The United States Army Combat Capabilities Development Command, or DEVCOMAnalysis Center — known as DAC — has signed a partnership agreement with Northeastern University to use their respective expertise to develop an analytical framework for evaluating automated or partially automated systems utilizing AI. This five-year partnership agreement, signed in January of this year, enables DAC and Northeastern University Kostas Research Instituteknown as KRI, as well as several additional universities, to ultimately improve the performance and effectiveness of the United States Armed Forces.
“Having a solid analytical framework is critical to the successful integration of AI/AA within the military,” said DAC’s chief scientist, Dr. Thomas Stadterman. “The universities are focused on exploring techniques for assessing AI/AA, while the government will incorporate that research into frameworks to analyze and assess AI/AA-compatible systems in a military context.”
In February, DAC and KRI organized a two-day technical kick-off event to discuss research objectives and goals. DAC collaborated with principal investigators from Northeastern University, Worcester Polytechnic Institute, University of Pittsburgh, University of Georgia, Temple University and University of South Florida.
DAC and the universities will work together to provide an integrated set of metrics to qualify and quantify the effectiveness of AI/AA in different conditions and environments. The effort encompasses six multi-year objectives to drive disruptive innovation, including mission effectiveness analysis, decision ontology, automatic target recognition, human systems integration, cyber resilience/electronic warfare, and autonomous maneuver/mobility assessment.
“We are developing a body of evidence for all the different kinds of AI capabilities that the military expects in the future,” Stadterman said. “We’re trying to understand how best to analyze and assess these capabilities in an Army operational context — characterizing the scenario, threat and environment — to include the physical layout and the electromagnetic environment.”

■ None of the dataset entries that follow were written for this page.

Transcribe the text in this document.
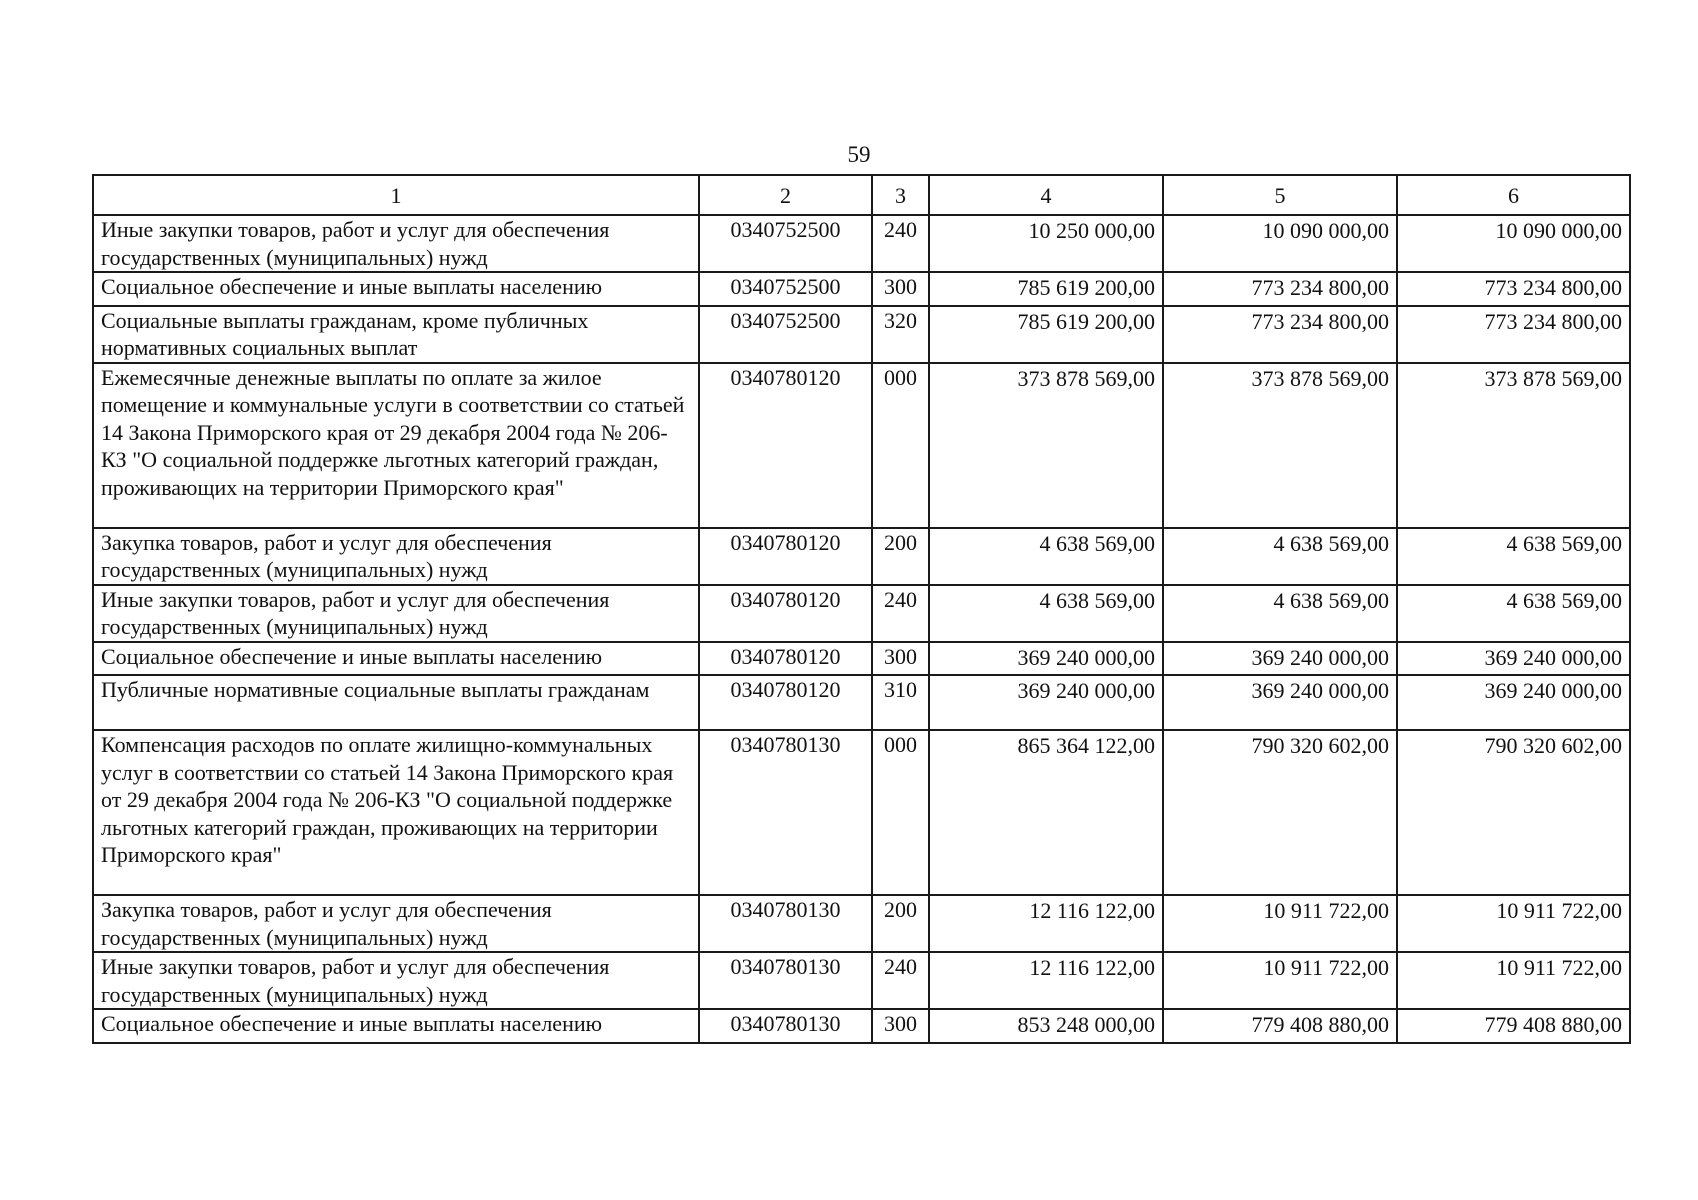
59
1	2	3	4	5	6
Иные закупки товаров, работ и услуг для обеспечения государственных (муниципальных) нужд	0340752500	240	10 250 000,00	10 090 000,00	10 090 000,00
Социальное обеспечение и иные выплаты населению	0340752500	300	785 619 200,00	773 234 800,00	773 234 800,00
Социальные выплаты гражданам, кроме публичных нормативных социальных выплат	0340752500	320	785 619 200,00	773 234 800,00	773 234 800,00
Ежемесячные денежные выплаты по оплате за жилое помещение и коммунальные услуги в соответствии со статьей 14 Закона Приморского края от 29 декабря 2004 года № 206-КЗ "О социальной поддержке льготных категорий граждан, проживающих на территории Приморского края"	0340780120	000	373 878 569,00	373 878 569,00	373 878 569,00
Закупка товаров, работ и услуг для обеспечения государственных (муниципальных) нужд	0340780120	200	4 638 569,00	4 638 569,00	4 638 569,00
Иные закупки товаров, работ и услуг для обеспечения государственных (муниципальных) нужд	0340780120	240	4 638 569,00	4 638 569,00	4 638 569,00
Социальное обеспечение и иные выплаты населению	0340780120	300	369 240 000,00	369 240 000,00	369 240 000,00
Публичные нормативные социальные выплаты гражданам	0340780120	310	369 240 000,00	369 240 000,00	369 240 000,00
Компенсация расходов по оплате жилищно-коммунальных услуг в соответствии со статьей 14 Закона Приморского края от 29 декабря 2004 года № 206-КЗ "О социальной поддержке льготных категорий граждан, проживающих на территории Приморского края"	0340780130	000	865 364 122,00	790 320 602,00	790 320 602,00
Закупка товаров, работ и услуг для обеспечения государственных (муниципальных) нужд	0340780130	200	12 116 122,00	10 911 722,00	10 911 722,00
Иные закупки товаров, работ и услуг для обеспечения государственных (муниципальных) нужд	0340780130	240	12 116 122,00	10 911 722,00	10 911 722,00
Социальное обеспечение и иные выплаты населению	0340780130	300	853 248 000,00	779 408 880,00	779 408 880,00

Based on the discussions from the kick-off meeting, DAC and the universities have drawn up an annual performance plan to fund the nine universities that contribute to the six multi-year objectives. DAC will continue to support the research efforts of the Principal Investigators by providing direction, documentation and analytical expertise to enable the primary tasks of their projects.
According to Dr. David E. Luzzi, Senior Vice Provost for Research and Chairman of the Board of KRI, this unique collaboration builds a fact-based understanding of AI/AA on a battlefield while laying the foundation for future collaboration.
“KRI offers a multidisciplinary approach to DAC’s AI/AA framework development, integrating the contributions of a diverse array of engineering, social sciences, computer science, mathematics, psychology and design. We are empowered by the unique contributions of our partners and collaborators, as well as the capabilities of our incubated technology startups to shape and even challenge our research pathways,” said Luzzi. “In addition, the new Arlington, Virginia campus in Northeastern will provide high-tech research labs, including a robotics lab, making it the perfect space to host collaborative sessions with DEVCOM.”
This collaboration agreement also has applications outside of DAC: it deepens and broadens the academic knowledge of AI/AA where and from which professors, researchers and scientists can contribute and learn.
“As proposed technologies are vetted and assessed against this framework, the AI/AA learning curve flattens not only for the military, but also for the broader DOD and industry,” said Luzzi. “This body of knowledge will serve the military, DOD and industry product development initiatives, as well as the scientific community through our research to better understand military needs.”
DAC’s Zachary Steelman, leader of two of its multi-year objectives – mission effectiveness and ontology for decision-making – emphasizes that DAC’s foresighted reach to the scientific and technology community prior to systems handling also advances DOD knowledge.
DAC’s expert analytical capabilities provide insight early in the system development process to better inform military decisions. “Our modeling and simulation and analysis of mission effectiveness enable the military to be more efficient at producing technology that positively impacts the soldier, rather than developing technologies in a vacuum, without assessing how they will perform in play the battlefield.”
While this agreement provides a channel for researchers and analysts to exchange technical expertise to help the military better understand the performance, effectiveness and impact of emerging technologies, the analytical framework for AI/AA encompasses all of DAC’s missions: a series of analyzes around the world. entire life cycle to be ready today and guarantee a deadlier future power tomorrow.
The DEVCOM Analysis Center is one of DEVCOM’s eight science and technology centers. DAC, the United States military’s largest in-house analytical capability, provides objective analysis, experimentation and data to ensure preparedness and inform modernization decisions.